With this thought coagulating like wet concrete in his mind, Peter left his room shortly after, but just as he stepped out of his room, he paused as a sensation, like insects crawling over the back of his neck, alerted him to the familiar plague of nausea that lately accompanied his decisions to take action. Beads of sweat formed on his forehead, his hands became sticky, the rush of blood, the vice upon his skull. In his flight, he ran into two students whose faces were unrecognisable from the contortions caused by their giggles. As he fled, they were momentarily silenced by the spectacle that their lecturer presented before them and, as he left the building, he swore that their heinous giggles were aimed directly at him, swooping down upon him, chasing him out of the door and out into the motionless air.
He pulled his collar away from his neck, gulping in thickly. He slumped down upon the bench by the ornamental lake and taking his hanky from out of his pocket, he wiped it across his forehead, stilling his heart, his hands and brushing away the insects. How he hated the way Marcus, him of all people, had attempted to prise the mask off his face. Oh he would deny it of course. They always did, smirking under their pretence of concern. After all, the little smarmy creep was barely off his mother’s milk and he hadn’t even been at the faculty for a year, yet he was behaving as if he had the same experience, the same level of knowledge and insight as himself. How much had his failings and what dreadful aspect of him had become exposed in front of him. That jumped up smirking idiot! Had it been that innermost secret part of him? He couldn’t bear the rankness, that fetid scourge that raged within him to be unmasked by a man who had so evidently wormed his way into the good books of the professor.

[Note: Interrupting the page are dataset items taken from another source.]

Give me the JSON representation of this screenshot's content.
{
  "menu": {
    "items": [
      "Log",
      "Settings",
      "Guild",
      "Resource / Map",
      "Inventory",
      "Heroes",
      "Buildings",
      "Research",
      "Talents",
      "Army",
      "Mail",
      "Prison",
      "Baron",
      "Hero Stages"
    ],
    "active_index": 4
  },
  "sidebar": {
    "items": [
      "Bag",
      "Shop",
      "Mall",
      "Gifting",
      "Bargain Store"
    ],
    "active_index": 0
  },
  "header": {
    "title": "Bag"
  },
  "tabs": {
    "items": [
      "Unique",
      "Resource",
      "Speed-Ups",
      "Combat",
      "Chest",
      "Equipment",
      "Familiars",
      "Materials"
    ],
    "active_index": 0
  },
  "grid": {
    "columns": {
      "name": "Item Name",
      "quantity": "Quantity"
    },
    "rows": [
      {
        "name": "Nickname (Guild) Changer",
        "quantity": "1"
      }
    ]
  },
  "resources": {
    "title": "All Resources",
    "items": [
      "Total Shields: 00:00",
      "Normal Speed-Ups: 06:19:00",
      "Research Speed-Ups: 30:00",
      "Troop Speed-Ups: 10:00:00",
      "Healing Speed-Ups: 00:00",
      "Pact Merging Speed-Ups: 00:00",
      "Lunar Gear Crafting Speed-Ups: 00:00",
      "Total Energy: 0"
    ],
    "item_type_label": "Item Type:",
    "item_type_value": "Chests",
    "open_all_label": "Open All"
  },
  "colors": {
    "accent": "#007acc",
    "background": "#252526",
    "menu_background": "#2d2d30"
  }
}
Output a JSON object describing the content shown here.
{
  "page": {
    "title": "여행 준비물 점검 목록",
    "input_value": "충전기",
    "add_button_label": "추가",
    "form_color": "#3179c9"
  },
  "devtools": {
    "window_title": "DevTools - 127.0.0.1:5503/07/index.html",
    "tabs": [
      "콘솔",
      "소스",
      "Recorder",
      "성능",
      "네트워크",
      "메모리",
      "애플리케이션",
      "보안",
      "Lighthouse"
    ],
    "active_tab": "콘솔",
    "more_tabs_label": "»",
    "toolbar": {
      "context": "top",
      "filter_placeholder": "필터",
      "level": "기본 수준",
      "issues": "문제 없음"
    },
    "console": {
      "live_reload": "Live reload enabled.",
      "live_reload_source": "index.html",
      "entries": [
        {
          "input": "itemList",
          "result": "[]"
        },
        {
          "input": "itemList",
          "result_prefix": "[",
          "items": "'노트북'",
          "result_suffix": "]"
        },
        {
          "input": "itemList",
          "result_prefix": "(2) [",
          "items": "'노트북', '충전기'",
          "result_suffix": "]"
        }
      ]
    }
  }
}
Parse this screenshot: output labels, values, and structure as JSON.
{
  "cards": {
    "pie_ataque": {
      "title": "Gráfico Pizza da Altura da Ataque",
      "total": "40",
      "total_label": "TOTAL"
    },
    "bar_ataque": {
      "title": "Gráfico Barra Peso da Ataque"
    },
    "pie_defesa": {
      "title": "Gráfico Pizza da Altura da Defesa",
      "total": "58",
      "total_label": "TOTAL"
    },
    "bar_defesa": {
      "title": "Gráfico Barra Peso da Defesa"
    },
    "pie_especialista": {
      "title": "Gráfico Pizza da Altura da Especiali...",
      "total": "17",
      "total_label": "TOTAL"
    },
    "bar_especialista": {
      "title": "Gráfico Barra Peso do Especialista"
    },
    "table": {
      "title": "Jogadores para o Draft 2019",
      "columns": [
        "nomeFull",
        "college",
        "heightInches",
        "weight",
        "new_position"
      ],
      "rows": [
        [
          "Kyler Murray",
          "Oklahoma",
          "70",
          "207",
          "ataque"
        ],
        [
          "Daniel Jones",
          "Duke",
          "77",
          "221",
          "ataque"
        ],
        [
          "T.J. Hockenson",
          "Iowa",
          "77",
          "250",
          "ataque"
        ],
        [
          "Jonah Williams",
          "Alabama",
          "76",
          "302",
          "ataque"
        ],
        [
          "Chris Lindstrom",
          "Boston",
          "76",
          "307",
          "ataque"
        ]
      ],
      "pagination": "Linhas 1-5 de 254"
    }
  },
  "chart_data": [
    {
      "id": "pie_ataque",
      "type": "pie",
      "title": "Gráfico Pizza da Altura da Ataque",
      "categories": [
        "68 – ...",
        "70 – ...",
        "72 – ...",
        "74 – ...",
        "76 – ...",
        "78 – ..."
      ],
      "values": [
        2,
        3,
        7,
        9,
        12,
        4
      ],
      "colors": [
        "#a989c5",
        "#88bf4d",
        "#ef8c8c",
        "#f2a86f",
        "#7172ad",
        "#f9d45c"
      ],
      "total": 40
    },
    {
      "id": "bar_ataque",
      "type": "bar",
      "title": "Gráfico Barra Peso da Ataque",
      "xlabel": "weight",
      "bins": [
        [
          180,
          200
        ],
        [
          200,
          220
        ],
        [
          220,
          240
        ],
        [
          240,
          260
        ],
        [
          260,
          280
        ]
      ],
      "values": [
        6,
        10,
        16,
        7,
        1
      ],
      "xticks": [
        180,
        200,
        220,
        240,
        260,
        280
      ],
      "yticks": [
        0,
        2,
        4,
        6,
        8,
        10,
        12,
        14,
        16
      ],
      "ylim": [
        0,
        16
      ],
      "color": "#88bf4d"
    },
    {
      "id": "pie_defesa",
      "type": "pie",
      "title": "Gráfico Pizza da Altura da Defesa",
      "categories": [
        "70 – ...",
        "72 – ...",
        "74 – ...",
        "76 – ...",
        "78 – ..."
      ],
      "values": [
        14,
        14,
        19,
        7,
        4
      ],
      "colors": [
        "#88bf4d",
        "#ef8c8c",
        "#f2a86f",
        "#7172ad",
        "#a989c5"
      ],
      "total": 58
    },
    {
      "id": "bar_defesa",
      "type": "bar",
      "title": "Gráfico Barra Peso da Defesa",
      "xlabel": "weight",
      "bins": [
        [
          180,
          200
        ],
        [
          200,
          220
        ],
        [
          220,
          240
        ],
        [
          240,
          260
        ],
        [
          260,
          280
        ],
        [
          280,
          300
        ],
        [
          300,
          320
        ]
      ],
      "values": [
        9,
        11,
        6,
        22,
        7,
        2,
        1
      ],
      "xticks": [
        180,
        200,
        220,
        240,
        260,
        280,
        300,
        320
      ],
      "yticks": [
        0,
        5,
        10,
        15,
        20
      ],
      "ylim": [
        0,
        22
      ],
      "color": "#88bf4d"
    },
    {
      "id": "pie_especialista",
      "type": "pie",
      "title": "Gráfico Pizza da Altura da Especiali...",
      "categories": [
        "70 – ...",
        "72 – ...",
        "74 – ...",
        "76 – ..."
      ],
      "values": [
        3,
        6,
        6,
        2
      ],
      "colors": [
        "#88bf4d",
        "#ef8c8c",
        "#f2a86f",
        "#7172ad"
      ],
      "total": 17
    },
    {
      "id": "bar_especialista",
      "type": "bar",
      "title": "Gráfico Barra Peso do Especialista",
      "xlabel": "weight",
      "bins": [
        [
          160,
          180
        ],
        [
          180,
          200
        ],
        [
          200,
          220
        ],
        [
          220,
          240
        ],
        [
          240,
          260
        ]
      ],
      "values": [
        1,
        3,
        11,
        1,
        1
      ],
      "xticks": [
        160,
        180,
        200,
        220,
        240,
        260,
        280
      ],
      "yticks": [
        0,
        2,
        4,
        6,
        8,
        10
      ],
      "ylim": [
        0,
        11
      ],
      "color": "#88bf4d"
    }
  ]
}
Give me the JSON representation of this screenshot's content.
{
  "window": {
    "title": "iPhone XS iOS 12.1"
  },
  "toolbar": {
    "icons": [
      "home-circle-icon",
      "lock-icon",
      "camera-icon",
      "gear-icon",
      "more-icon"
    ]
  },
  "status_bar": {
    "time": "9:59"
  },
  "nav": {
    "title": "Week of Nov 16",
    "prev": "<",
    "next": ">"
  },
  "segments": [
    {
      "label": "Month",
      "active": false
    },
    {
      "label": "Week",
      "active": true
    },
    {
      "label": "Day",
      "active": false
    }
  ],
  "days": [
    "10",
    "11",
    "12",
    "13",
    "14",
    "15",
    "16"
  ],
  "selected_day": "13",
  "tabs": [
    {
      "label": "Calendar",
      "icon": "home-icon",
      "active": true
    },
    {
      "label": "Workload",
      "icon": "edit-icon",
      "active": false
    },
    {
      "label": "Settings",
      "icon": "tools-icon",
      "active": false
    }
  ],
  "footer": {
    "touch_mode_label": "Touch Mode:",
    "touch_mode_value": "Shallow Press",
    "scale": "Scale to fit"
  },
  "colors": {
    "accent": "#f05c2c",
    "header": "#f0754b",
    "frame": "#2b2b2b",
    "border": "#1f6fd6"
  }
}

He stood up, pacing back and forth, that was it, it was Marcus. He almost ran from the campus, shoving his way past the eager sweaty faces of his puffed up students. Christ didn’t they ever stop excessively consuming, bloated on their own overblown egotistical selves. To his utter dismay, one managed to stand right in front of him as he swerved left towards the gate.
‘Dr Gray, my appointment?’
‘Oh. Sorry,’ he coughed, casting a wild eye over one of his weaker students. ‘It will have to wait. It’s an emergency.’
‘Oh. Dr Gray, I hope everything will be ok,’ she called after his hastily retreating figure, astonished to see him suddenly stumble, then right himself before finally heading off in the direction of the town.